Kapolri Cek Kesiapan Penanganan Karhutla di Riau, Serahkan Bantuan Peralatan untuk Satgas

Rabu, 08 Juli 2026 | 15:48:18 WIB

KAMPAR - Kapolri Listyo Sigit Prabowo meninjau langsung kesiapan penanganan kebakaran hutan dan lahan (karhutla) di Sekolah Polisi Negara Polda Riau, Kabupaten Kampar, Rabu (8/7/2026). Dalam kesempatan tersebut, Kapolri juga menyerahkan sejumlah bantuan peralatan untuk mendukung operasional Satgas Karhutla Polda Riau.

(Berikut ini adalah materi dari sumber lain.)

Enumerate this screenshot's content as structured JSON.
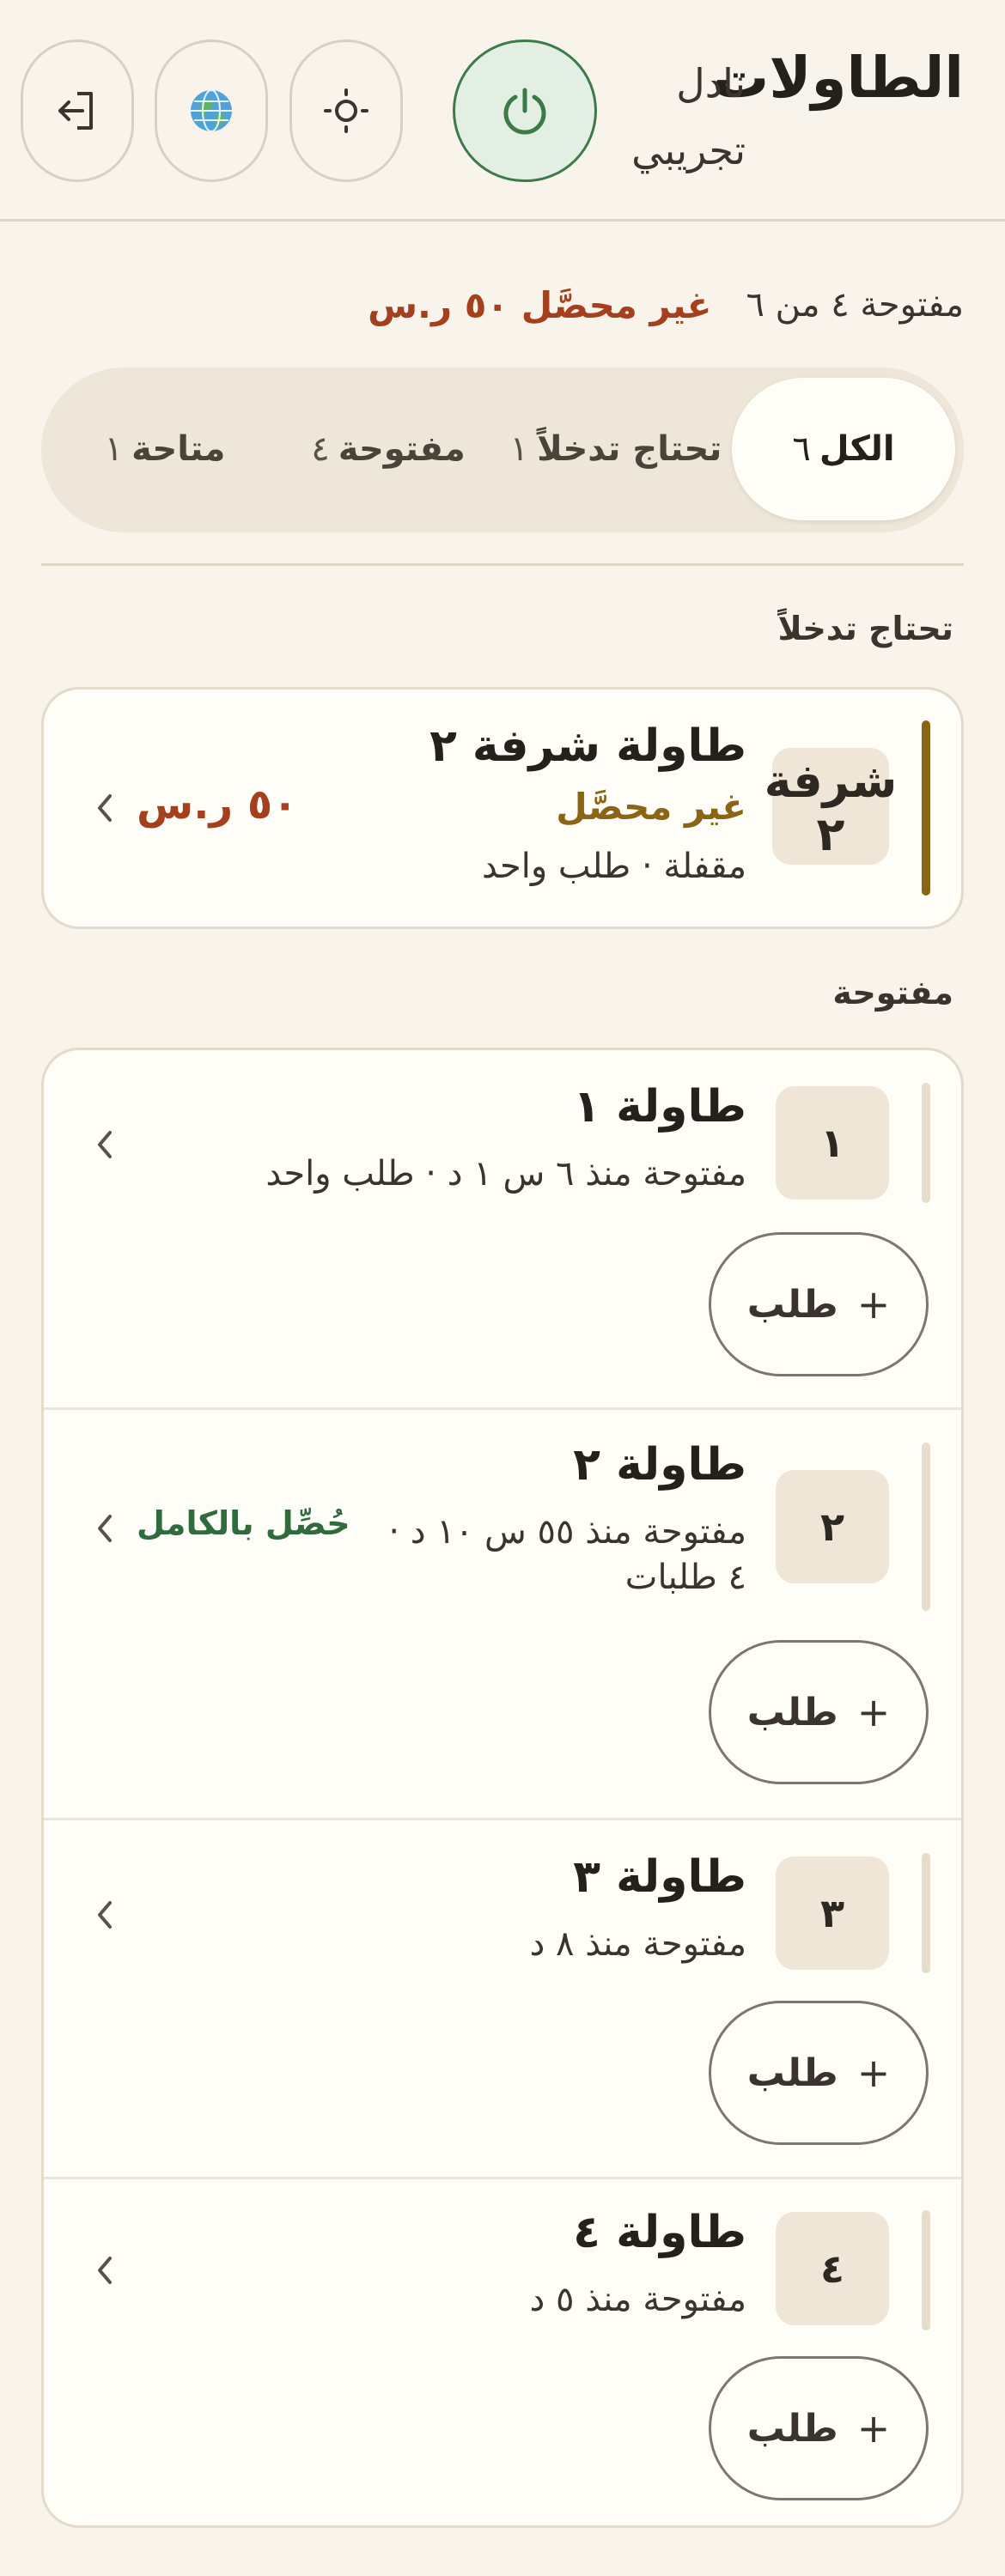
{
  "header": {
    "title": "الطاولات",
    "venue_name": "نادل",
    "venue_subtitle": "تجريبي",
    "icons": [
      "power-icon",
      "settings-sun-icon",
      "globe-icon",
      "logout-icon"
    ],
    "power_color": "#3d7a4a"
  },
  "summary": {
    "open_count": "مفتوحة ٤ من ٦",
    "unpaid": "غير محصَّل ٥٠ ر.س"
  },
  "tabs": [
    {
      "label": "الكل",
      "count": "٦",
      "active": true
    },
    {
      "label": "تحتاج تدخلاً",
      "count": "١",
      "active": false
    },
    {
      "label": "مفتوحة",
      "count": "٤",
      "active": false
    },
    {
      "label": "متاحة",
      "count": "١",
      "active": false
    }
  ],
  "sections": {
    "needs_attention": {
      "title": "تحتاج تدخلاً",
      "tables": [
        {
          "badge": "شرفة ٢",
          "name": "طاولة شرفة ٢",
          "status": "غير محصَّل",
          "meta": "مقفلة · طلب واحد",
          "amount": "٥٠ ر.س"
        }
      ]
    },
    "open": {
      "title": "مفتوحة",
      "order_button_label": "طلب",
      "order_button_plus": "+",
      "tables": [
        {
          "badge": "١",
          "name": "طاولة ١",
          "meta": "مفتوحة منذ ٦ س ١ د · طلب واحد"
        },
        {
          "badge": "٢",
          "name": "طاولة ٢",
          "meta_line1": "مفتوحة منذ ٥٥ س ١٠ د ·",
          "meta_line2": "٤ طلبات",
          "action": "حُصِّل بالكامل"
        },
        {
          "badge": "٣",
          "name": "طاولة ٣",
          "meta": "مفتوحة منذ ٨ د"
        },
        {
          "badge": "٤",
          "name": "طاولة ٤",
          "meta": "مفتوحة منذ ٥ د"
        }
      ]
    }
  },
  "colors": {
    "background": "#f8f4ec",
    "unpaid_red": "#a4401d",
    "status_gold": "#8a6516",
    "collect_green": "#2f6b3c"
  }
}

Kapolri mengatakan, kunjungan tersebut bertujuan memastikan kesiapan seluruh unsur dalam menghadapi potensi karhutla yang diperkirakan meningkat pada musim kemarau tahun ini.

"Kita cek satu per satu dan alhamdulillah saya lihat seluruh stakeholder yang ada, mulai dari Basarnas, BNPB, BPBD, TNI-Polri, Manggala Agni, perusahaan-perusahaan swasta hingga seluruh kekuatan yang ada, semuanya bersatu. Ini tentunya yang kita butuhkan untuk menghadapi potensi karhutla," ujar Kapolri.

Menurutnya, sinergi seluruh pemangku kepentingan menjadi modal utama dalam mengantisipasi ancaman kebakaran hutan dan lahan di Provinsi Riau yang memiliki karakteristik berbeda dibandingkan daerah lain.

Kapolri mengungkapkan, berdasarkan data yang diterimanya, hingga saat ini telah terdeteksi sekitar 16.000 hotspot di wilayah Riau. Setelah dilakukan verifikasi, terdapat 329 titik api yang harus segera ditangani dengan luas area terdampak mencapai sekitar 15.000 hektare.

"Saya mengingatkan kepada seluruh personel yang tergabung dalam Satgas Penanganan Karhutla. Di Riau ini kebakaran hutan berbeda dibandingkan wilayah lain karena memiliki dua periode potensi kebakaran. Saat ini kita menghadapi periode Juli hingga September, ditambah adanya informasi cuaca El Nino yang berpotensi menyebabkan kekeringan lebih panjang," katanya.

Kapolri meminta seluruh jajaran meningkatkan kesiapsiagaan, terutama dengan memastikan ketersediaan sumber air untuk kebutuhan pemadaman saat musim kemarau.

"Utamanya mempersiapkan sumber-sumber air yang nantinya bisa digunakan ketika cuaca kering. Edukasi dan sosialisasi kepada masyarakat juga harus terus dilakukan, termasuk mengingatkan agar tidak membuang puntung rokok, obat nyamuk, maupun sumber api lainnya sembarangan karena sangat berpotensi memicu kebakaran saat kondisi lahan kering," tegasnya.

Selain meninjau kesiapan personel, Kapolri juga menyerahkan bantuan peralatan guna memperkuat penanganan karhutla di Riau. Bantuan tersebut terdiri dari satu unit ekskavator Hitachi 110F, 10 unit sepeda motor trail Kawasaki KLX 150 CC, 50 set portable breathing apparatus, dua set peralatan Wontech, serta 20 unit mesin pompa air.

Kapolri menjelaskan, bantuan tersebut diharapkan dapat meningkatkan efektivitas personel di lapangan, termasuk mendukung keselamatan petugas saat melakukan pemadaman di lokasi yang dipenuhi asap.

"Hari ini kami memberikan tambahan peralatan untuk Polda Riau, mulai dari portable breathing apparatus agar anggota tetap bisa menjalankan tugas memadamkan api dengan lebih aman, hingga peralatan komunikasi sehingga meski berada di tengah hutan yang terbakar, komunikasi dengan command center tetap berjalan dan arahan dapat diberikan secara cepat," pungkasnya.